The New Jersey Democratic machine also pushed through the renomination of Senator Menendez, one of the most corrupt and right-wing figures in either major capitalist party, a longtime warmonger against Cuba, Venezuela, Iran and other countries targeted by American imperialism. A liberal challenger with almost no money, Lisa McCormick, won nearly 40 percent of the vote against the two-term incumbent senator.
Menendez only narrowly escaped imprisonment in a bribery scandal involving his longtime multi-millionaire crony Dr. Salvador Melgen, for whom he lobbied strenuously for increased reimbursements from Medicare. Melgen was convicted on multiple charges of fraud and corruption and sentenced to 17 years in prison, but lawyers for Menendez were able to obtain a hung jury on the bribery charges against the senator, which were eventually dropped by the Trump Justice Department.
The other major focus of attention in terms of the congressional races was California, where there are seven Republican-held seats carried by Democrat Hillary Clinton in the 2016 presidential election, and three other Republican-held seats considered competitive. In two of those seats, long-serving Republican incumbents Ed Royce and Darrell Issa retired rather than seek reelection.
The main concern of Democratic strategists Tuesday was that so many Democratic candidates were running in some of these districts that they might split the vote, allowing Republicans to run first and second under the state’s unusual “jungle primary” format, in which all candidates of all parties appear on a single ballot. This was considered a particular risk in the districts left vacant by Royce and Issa, which had multiple, well-financed candidates in both parties.
With many late votes still to be counted, it appears that all 10 districts will have a Democratic and a Republican candidate in the November election. One of the Democrats, Jessica Morse in the Fourth District, has a military-intelligence background, having worked for years as a consultant for the Agency for International Development, a notorious CIA front, including a tour of duty in Iraq. Two other military-intelligence Democrats—Sara Jacobs in the 49th District, a former State Department official, and Josh Butner in the 50th District, a former Navy SEAL—appear to have fallen just short of placing into the general election, finishing third and fourth, respectively.

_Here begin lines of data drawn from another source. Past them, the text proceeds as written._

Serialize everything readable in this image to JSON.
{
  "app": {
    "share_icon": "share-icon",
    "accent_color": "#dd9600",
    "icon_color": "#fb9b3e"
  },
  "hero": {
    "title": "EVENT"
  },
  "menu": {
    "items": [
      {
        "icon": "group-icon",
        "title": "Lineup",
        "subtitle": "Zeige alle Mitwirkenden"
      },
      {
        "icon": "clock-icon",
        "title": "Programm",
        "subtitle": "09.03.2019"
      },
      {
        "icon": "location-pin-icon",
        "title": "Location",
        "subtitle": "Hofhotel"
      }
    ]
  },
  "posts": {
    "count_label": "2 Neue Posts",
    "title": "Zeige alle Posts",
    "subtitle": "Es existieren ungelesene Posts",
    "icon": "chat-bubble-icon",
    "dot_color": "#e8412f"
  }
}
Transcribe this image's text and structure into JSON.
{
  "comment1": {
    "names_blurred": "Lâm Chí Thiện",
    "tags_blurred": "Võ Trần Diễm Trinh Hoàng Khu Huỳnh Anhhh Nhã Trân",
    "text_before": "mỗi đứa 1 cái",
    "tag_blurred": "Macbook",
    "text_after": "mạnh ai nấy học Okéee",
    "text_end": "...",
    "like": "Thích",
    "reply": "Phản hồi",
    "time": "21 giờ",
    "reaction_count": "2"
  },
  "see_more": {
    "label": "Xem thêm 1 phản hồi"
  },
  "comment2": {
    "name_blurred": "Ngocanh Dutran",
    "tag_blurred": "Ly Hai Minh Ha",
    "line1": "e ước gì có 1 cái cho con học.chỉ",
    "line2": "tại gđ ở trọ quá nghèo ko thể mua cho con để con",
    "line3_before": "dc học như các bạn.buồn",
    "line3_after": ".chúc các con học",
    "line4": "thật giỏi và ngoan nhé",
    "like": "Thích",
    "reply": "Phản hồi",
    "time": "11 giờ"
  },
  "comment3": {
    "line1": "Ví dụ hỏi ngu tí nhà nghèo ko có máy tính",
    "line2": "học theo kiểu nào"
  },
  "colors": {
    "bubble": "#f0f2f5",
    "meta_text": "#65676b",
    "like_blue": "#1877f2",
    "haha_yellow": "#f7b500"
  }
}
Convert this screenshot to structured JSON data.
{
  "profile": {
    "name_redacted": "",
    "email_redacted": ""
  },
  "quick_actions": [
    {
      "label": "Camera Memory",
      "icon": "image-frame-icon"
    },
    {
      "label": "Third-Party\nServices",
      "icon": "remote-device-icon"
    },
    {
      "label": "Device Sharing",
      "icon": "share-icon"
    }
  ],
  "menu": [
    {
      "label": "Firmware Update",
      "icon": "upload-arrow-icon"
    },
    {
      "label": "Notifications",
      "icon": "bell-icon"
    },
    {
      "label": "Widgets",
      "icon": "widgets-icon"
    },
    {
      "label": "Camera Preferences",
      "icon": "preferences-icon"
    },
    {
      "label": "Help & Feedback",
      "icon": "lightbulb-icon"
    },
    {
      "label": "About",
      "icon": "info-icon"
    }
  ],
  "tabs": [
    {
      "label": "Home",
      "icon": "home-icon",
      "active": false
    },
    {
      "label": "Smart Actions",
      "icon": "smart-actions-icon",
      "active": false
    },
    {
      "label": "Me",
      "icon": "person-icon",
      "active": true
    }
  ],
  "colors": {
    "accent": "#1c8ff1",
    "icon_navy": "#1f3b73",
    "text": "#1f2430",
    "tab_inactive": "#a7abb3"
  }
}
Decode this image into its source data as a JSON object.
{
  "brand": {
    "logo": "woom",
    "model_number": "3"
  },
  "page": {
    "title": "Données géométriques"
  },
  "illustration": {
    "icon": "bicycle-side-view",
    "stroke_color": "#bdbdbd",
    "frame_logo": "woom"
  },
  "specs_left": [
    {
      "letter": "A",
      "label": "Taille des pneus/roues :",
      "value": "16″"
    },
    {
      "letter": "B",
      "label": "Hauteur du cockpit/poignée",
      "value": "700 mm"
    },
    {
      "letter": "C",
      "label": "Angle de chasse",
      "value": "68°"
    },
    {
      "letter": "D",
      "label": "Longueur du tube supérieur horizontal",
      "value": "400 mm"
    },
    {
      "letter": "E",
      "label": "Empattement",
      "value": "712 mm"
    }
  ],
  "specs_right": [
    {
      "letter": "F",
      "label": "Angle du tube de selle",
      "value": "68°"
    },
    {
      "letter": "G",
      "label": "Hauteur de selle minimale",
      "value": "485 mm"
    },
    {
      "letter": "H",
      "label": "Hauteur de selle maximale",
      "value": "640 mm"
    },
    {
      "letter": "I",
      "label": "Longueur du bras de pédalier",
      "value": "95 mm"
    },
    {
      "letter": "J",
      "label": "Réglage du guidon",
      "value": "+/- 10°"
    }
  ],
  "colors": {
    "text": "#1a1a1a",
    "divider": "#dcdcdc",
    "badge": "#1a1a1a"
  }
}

Morse and the four in New Jersey bring to at least 17 the number of congressional candidates with military-intelligence backgrounds chosen by the Democratic Party this year in closely contested seats, with nearly half the primary season still remaining. In the event the Democratic Party wins control of the House of Representatives, it will be depending on a group of two dozen or more former CIA and military intelligence officers, combat commanders and State Department and National Security Council officials to sustain it in power.
The other nine Democratic candidates in competitive seats in California—potential members of Congress if the Democrats win control in November—include a multimillionaire lottery winner, three millionaire lawyers, an IT venture capitalist, a businessman, a county prosecutor, a former Obama White House aide, and the executive of a charity for the homeless.